While some investors have turned wary amid growing concerns over the sustainability of India's once-fancied start-ups, Byju's has managed to steer ahead. How?
Hungry to learn
Sunil Kalra, who has invested in 50-plus start-ups in India, tells CNBC, "Education is the primary area investors are looking at now. There is a huge hunger and desperate shortage of quality services in this space and Byju's has emerged as a credible player."
The online education market in India is estimated to grow to $40 billion in 2017 from $20 billion in 2015, with the country's kindergarden to high school segment the largest in the world with an estimated 260 million enrolments. While others have balked at the challenges in India's clunky education sector that is riddled with lack of access to good teachers, a one-size-fits all approach and an overpowering focus on exams, Byju's sees opportunities.
In little over a year since its launch, the app has attracted 250,000 annual paid users , according to the company.
The app at present helps students from grades 4 to 12 to learn science and math, and also offers test preparations for engineering and management courses.
Byju's app costs on average Rs10,000 ($150) for an academic year, an expensive sum for many middle-class Indian families, but in an environment where after-school coaching and test-prep classes are mushrooming with few credible options, Byju's has managed to clear the pack. The company claims to be profitable and said revenues in the first five months of the current financial year ending March 31, 2017 had already crossed total revenues earned all of last year.
Mantra for success
Amid the cacophony of schools, teachers and tuition centres promising to make toppers out of your children, Byju's mantra for success is to make the students fall in love with the subject. Learning on the app is through a mix of videos, informal conversations and relating topics to popular sports such as cricket or online games like Angry Birds, for example.
"A one hour chapter is like a one hour movie," says Byju, 36, who says he himself learnt more outside the classroom than inside it. "I am not trying to change the [education] system, it's easier to change the learning habits of an 11-year-old."

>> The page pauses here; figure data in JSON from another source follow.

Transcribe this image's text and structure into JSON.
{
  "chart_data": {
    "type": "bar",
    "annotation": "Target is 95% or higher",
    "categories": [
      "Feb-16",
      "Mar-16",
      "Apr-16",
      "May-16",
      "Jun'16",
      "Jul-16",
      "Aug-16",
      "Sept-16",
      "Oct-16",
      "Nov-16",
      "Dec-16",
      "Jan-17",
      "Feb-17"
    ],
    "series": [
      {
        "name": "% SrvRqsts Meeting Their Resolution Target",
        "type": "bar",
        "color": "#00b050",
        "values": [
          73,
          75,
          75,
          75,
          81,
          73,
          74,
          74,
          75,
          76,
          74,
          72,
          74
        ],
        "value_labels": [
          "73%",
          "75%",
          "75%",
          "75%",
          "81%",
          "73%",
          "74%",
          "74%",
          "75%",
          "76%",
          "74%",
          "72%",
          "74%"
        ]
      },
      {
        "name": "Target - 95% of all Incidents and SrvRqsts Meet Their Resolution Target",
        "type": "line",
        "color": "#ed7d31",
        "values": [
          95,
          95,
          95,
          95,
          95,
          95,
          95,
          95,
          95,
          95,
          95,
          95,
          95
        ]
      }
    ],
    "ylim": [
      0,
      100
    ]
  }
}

An engineer, who started teaching friends as a hobby during his time off from work, Byju realized he was really good when attendance at free workshops for students preparing for the CAT exam, which one needs to take to get into the elite Indian Institutes of Management (IIMs), started doubling every week. He also took the exam twice to test his own teaching methods and topped it on both occasions, but never got tempted to join the IIMs.